0

In Python3, I find that if I replace a

for i in range(n):

statement with

while i < n:

I get significant runtime gains. My loop itself is not meaty where it does couple of basic arithmetic operations.

Any pointers to why I am seeing this behavior?

Edit: n is ranging in 10s of K, 10K, 12K etc Timing I observe is .19s for 12K, .12s for 10K with while loop. Whereas with 'while' loop, i see .11s for 12K, .08s for 10K. Here is my program:

target = 0
i = 1
#for i in range(1, n+1):
while i < n+1:
    target += i * (2 ** (i - 1)) + (i * (i + 1))//2
    i += 1

return target % (10 ** 9 + 7)
badmad
  • 2,059
  • 2
  • 14
  • 14
  • 1
    How big is `n`? `range` has some fixed overhead to create, and might lose if `n` is small. – ShadowRanger Dec 24 '18 at 21:59
  • 1
    please provide a [mcve]. Generally, looping directly over a `range` iterable will be faster than manually `+=` some `i`. Depends on the scope of your problem, and what exactly you are doing with `i` I suppose – juanpa.arrivillaga Dec 24 '18 at 22:02

1 Answers1

4

range involves a small amount of fixed overhead (to look up range, first in the globals, then in the built-ins, then the cost of generic function call dispatch, and allocating/initializing the object); if n is sufficiently small, it won't be made up on the reduced per loop cost:

In [1]: %%timeit -r5 n = 3
   ...: for i in range(n):
   ...:     pass
   ...:
365 ns ± 15.1 ns per loop (mean ± std. dev. of 5 runs, 1000000 loops each)

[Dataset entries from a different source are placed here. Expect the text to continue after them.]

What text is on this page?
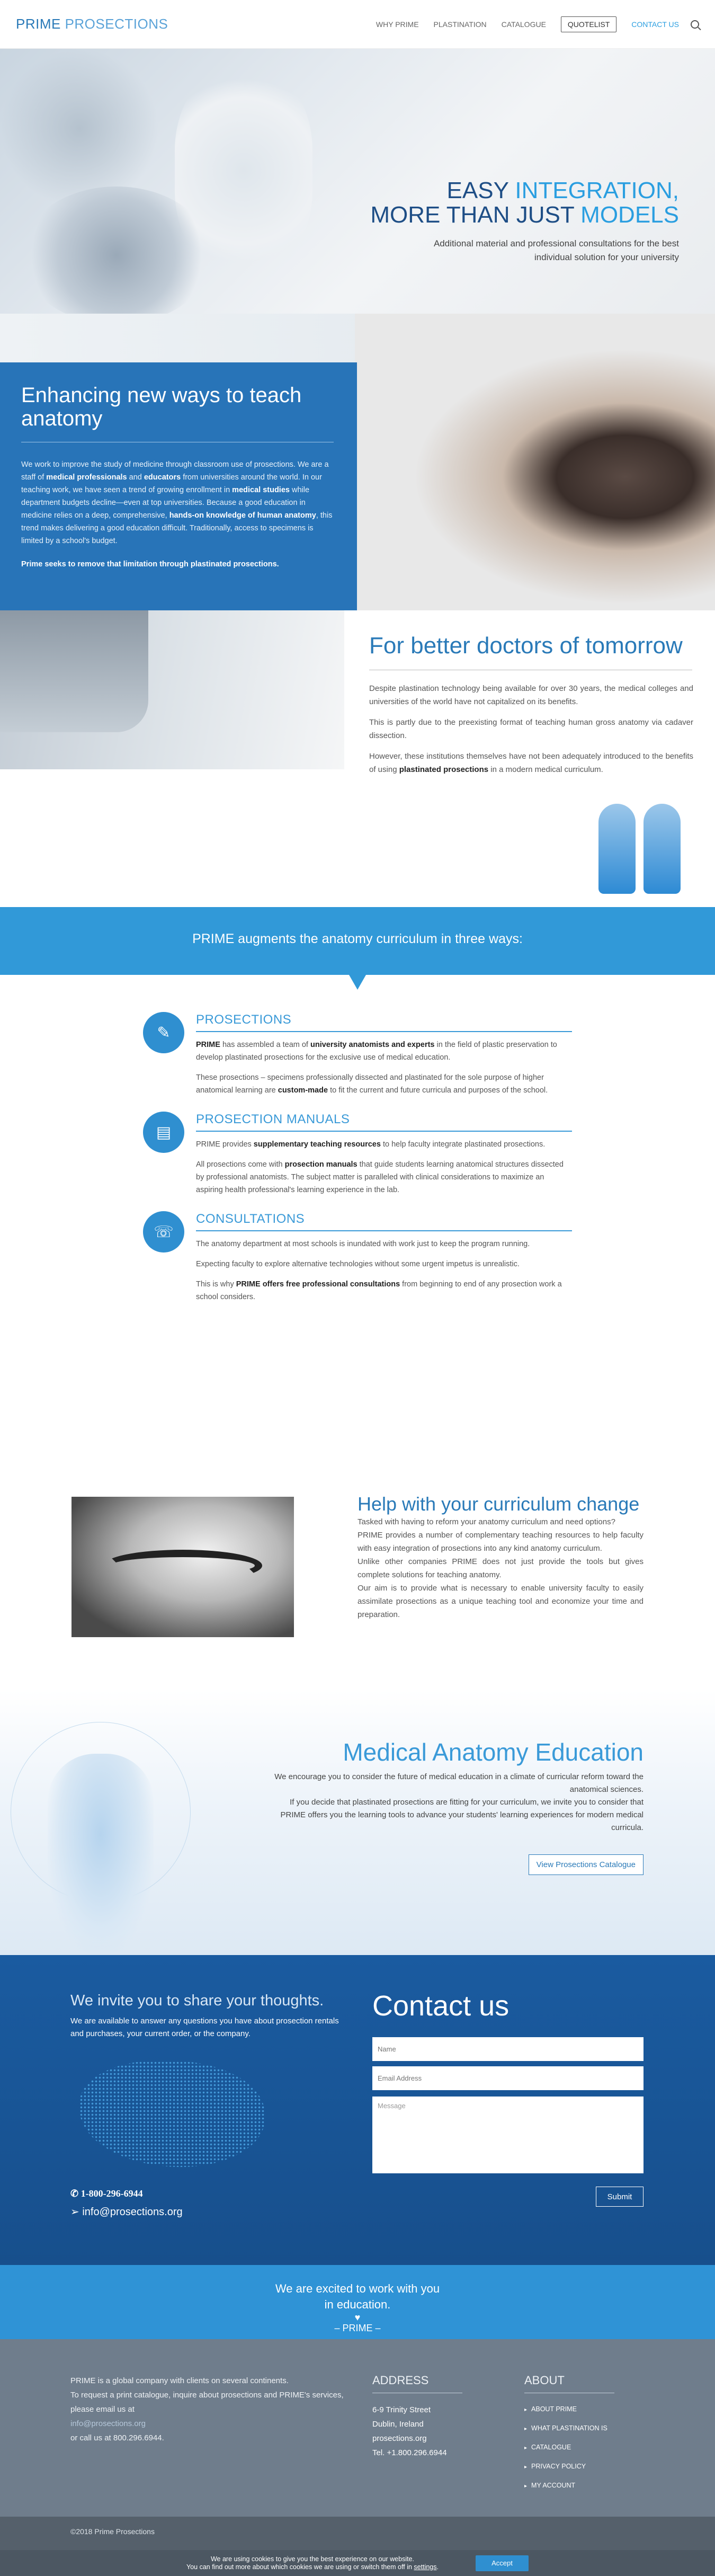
PRIME PROSECTIONS	WHY PRIME PLASTINATION CATALOGUE	QUOTELIST	CONTACT US
EASY INTEGRATION,
MORE THAN JUST MODELS

Additional material and professional consultations for the best individual solution for your university

Enhancing new ways to teach anatomy

We work to improve the study of medicine through classroom use of prosections. We are a staff of medical professionals and educators from universities around the world. In our teaching work, we have seen a trend of growing enrollment in medical studies while department budgets decline—even at top universities. Because a good education in medicine relies on a deep, comprehensive, hands-on knowledge of human anatomy, this trend makes delivering a good education difficult. Traditionally, access to specimens is limited by a school's budget.

Prime seeks to remove that limitation through plastinated prosections.

For better doctors of tomorrow

Despite plastination technology being available for over 30 years, the medical colleges and universities of the world have not capitalized on its benefits.

This is partly due to the preexisting format of teaching human gross anatomy via cadaver dissection.

However, these institutions themselves have not been adequately introduced to the benefits of using plastinated prosections in a modern medical curriculum.

PRIME augments the anatomy curriculum in three ways:
✎
PROSECTIONS

PRIME has assembled a team of university anatomists and experts in the field of plastic preservation to develop plastinated prosections for the exclusive use of medical education.

These prosections – specimens professionally dissected and plastinated for the sole purpose of higher anatomical learning are custom-made to fit the current and future curricula and purposes of the school.

▤
PROSECTION MANUALS

PRIME provides supplementary teaching resources to help faculty integrate plastinated prosections.

All prosections come with prosection manuals that guide students learning anatomical structures dissected by professional anatomists. The subject matter is paralleled with clinical considerations to maximize an aspiring health professional's learning experience in the lab.

☏
CONSULTATIONS

The anatomy department at most schools is inundated with work just to keep the program running.

Expecting faculty to explore alternative technologies without some urgent impetus is unrealistic.

This is why PRIME offers free professional consultations from beginning to end of any prosection work a school considers.

Help with your curriculum change

Tasked with having to reform your anatomy curriculum and need options?

PRIME provides a number of complementary teaching resources to help faculty with easy integration of prosections into any kind anatomy curriculum.

Unlike other companies PRIME does not just provide the tools but gives complete solutions for teaching anatomy.

Our aim is to provide what is necessary to enable university faculty to easily assimilate prosections as a unique teaching tool and economize your time and preparation.

Medical Anatomy Education

We encourage you to consider the future of medical education in a climate of curricular reform toward the anatomical sciences.

If you decide that plastinated prosections are fitting for your curriculum, we invite you to consider that PRIME offers you the learning tools to advance your students' learning experiences for modern medical curricula.

View Prosections Catalogue
We invite you to share your thoughts.

We are available to answer any questions you have about prosection rentals and purchases, your current order, or the company.

✆ 1-800-296-6944
➢ info@prosections.org
Contact us
Name
Email Address
Message
Submit
We are excited to work with you
in education.
♥
– PRIME –
PRIME is a global company with clients on several continents.
To request a print catalogue, inquire about prosections and PRIME's services, please email us at
info@prosections.org
or call us at 800.296.6944.
ADDRESS
6-9 Trinity Street
Dublin, Ireland
prosections.org
Tel. +1.800.296.6944
ABOUT
▸ ABOUT PRIME
▸ WHAT PLASTINATION IS
▸ CATALOGUE
▸ PRIVACY POLICY
▸ MY ACCOUNT
©2018 Prime Prosections
We are using cookies to give you the best experience on our website.
You can find out more about which cookies we are using or switch them off in settings.	Accept
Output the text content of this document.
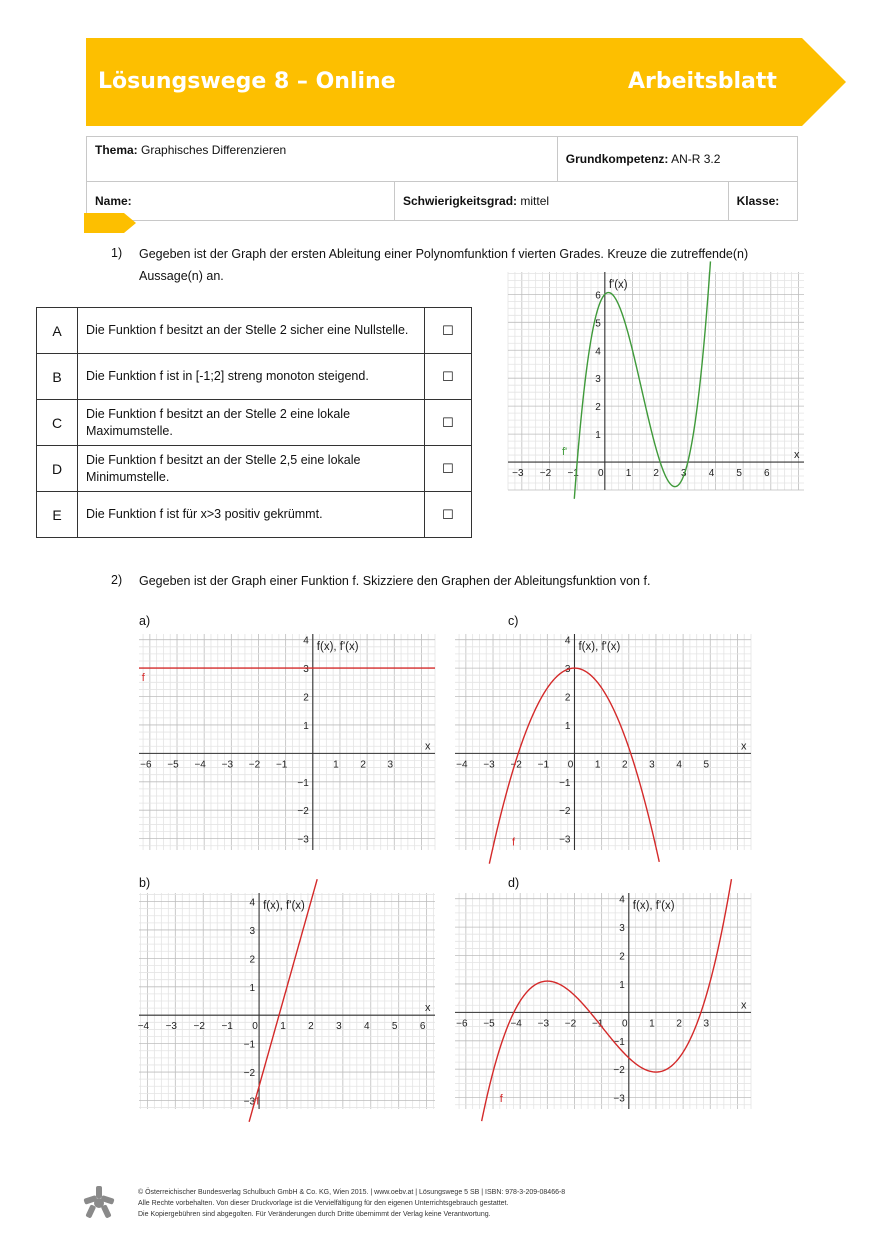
Lösungswege 8 – Online	Arbeitsblatt
Thema: Graphisches Differenzieren		Grundkompetenz: AN-R 3.2	
Name:	Schwierigkeitsgrad: mittel		Klasse:
1) Gegeben ist der Graph der ersten Ableitung einer Polynomfunktion f vierten Grades. Kreuze die zutreffende(n) Aussage(n) an.
A	Die Funktion f besitzt an der Stelle 2 sicher eine Nullstelle.	☐
B	Die Funktion f ist in [-1;2] streng monoton steigend.	☐
C	Die Funktion f besitzt an der Stelle 2 eine lokale Maximumstelle.	☐
D	Die Funktion f besitzt an der Stelle 2,5 eine lokale Minimumstelle.	☐
E	Die Funktion f ist für x>3 positiv gekrümmt.	☐
−3 −2 −1 0 1 2 3 4 5 6
1
2
3
4
5
6
x
f'(x)
f'
2) Gegeben ist der Graph einer Funktion f. Skizziere den Graphen der Ableitungsfunktion von f.
a)
−6 −5 −4 −3 −2 −1	1 2 3
−3
−2
−1
1
2
3
4
x
f(x), f'(x)
f
c)
−4 −3 −2 −1 0 1 2 3 4 5
−3
−2
−1
1
2
3
4
x
f(x), f'(x)
f
b)
−4 −3 −2 −1 0 1 2 3 4 5 6
−3
−2
−1
1
2
3
4
x
f(x), f'(x)
f
d)
−6 −5 −4 −3 −2 −1 0 1 2 3
−3
−2
−1
1
2
3
4
x
f(x), f'(x)
f
© Österreichischer Bundesverlag Schulbuch GmbH & Co. KG, Wien 2015. | www.oebv.at | Lösungswege 5 SB | ISBN: 978-3-209-08466-8
Alle Rechte vorbehalten. Von dieser Druckvorlage ist die Vervielfältigung für den eigenen Unterrichtsgebrauch gestattet.
Die Kopiergebühren sind abgegolten. Für Veränderungen durch Dritte übernimmt der Verlag keine Verantwortung.
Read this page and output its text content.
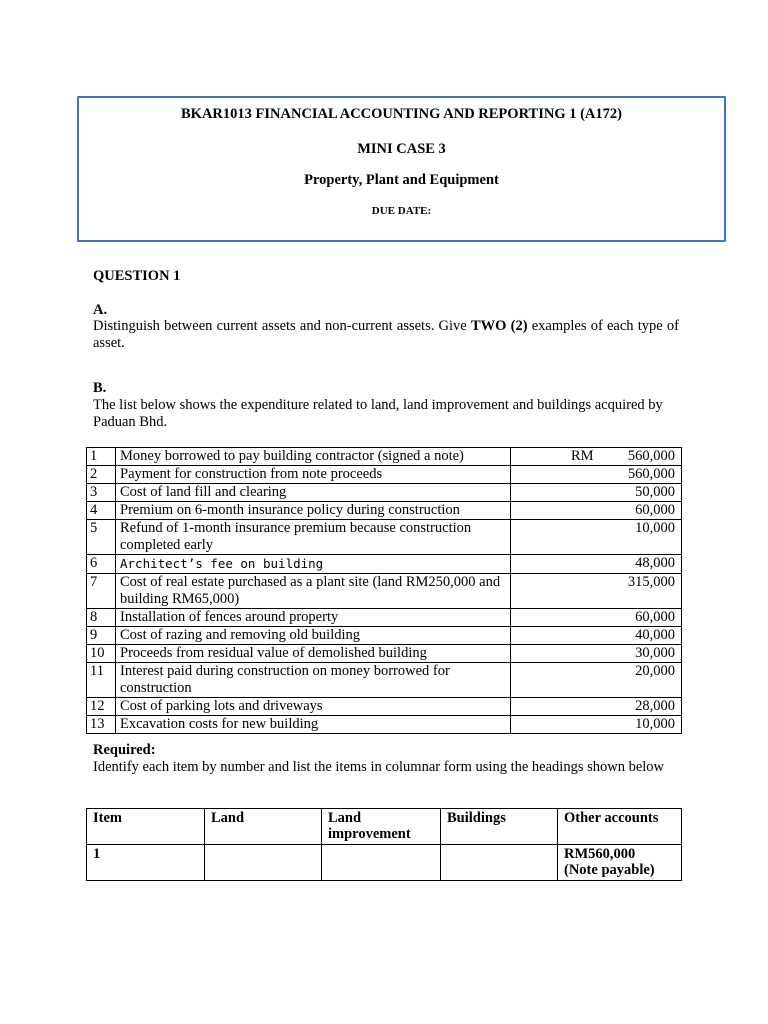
BKAR1013 FINANCIAL ACCOUNTING AND REPORTING 1 (A172)
MINI CASE 3
Property, Plant and Equipment
DUE DATE:
QUESTION 1
A.
Distinguish between current assets and non-current assets. Give TWO (2) examples of each type of asset.
B.
The list below shows the expenditure related to land, land improvement and buildings acquired by Paduan Bhd.
1	Money borrowed to pay building contractor (signed a note)	RM 560,000
2	Payment for construction from note proceeds	560,000
3	Cost of land fill and clearing	50,000
4	Premium on 6-month insurance policy during construction	60,000
5	Refund of 1-month insurance premium because construction completed early	10,000
6	Architect’s fee on building	48,000
7	Cost of real estate purchased as a plant site (land RM250,000 and building RM65,000)	315,000
8	Installation of fences around property	60,000
9	Cost of razing and removing old building	40,000
10	Proceeds from residual value of demolished building	30,000
11	Interest paid during construction on money borrowed for construction	20,000
12	Cost of parking lots and driveways	28,000
13	Excavation costs for new building	10,000
Required:
Identify each item by number and list the items in columnar form using the headings shown below
Item	Land	Land improvement	Buildings	Other accounts
1				RM560,000
(Note payable)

In [2]: %%timeit -r5 n = 3
   ...: i = 0
   ...: while i < n:
   ...:     i += 1
   ...:
252 ns ± 16.9 ns per loop (mean ± std. dev. of 5 runs, 1000000 loops each)

But when n gets to even moderate size, the reduced overhead per item pays off:

In [3]: %%timeit -r5 n = 10
   ...: for i in range(n):
   ...:     pass
   ...:
461 ns ± 18.1 ns per loop (mean ± std. dev. of 5 runs, 1000000 loops each)

In [4]: %%timeit -r5 n = 10
   ...: i = 0
   ...: while i < n:
   ...:     i += 1
   ...:
788 ns ± 73.6 ns per loop (mean ± std. dev. of 5 runs, 1000000 loops each)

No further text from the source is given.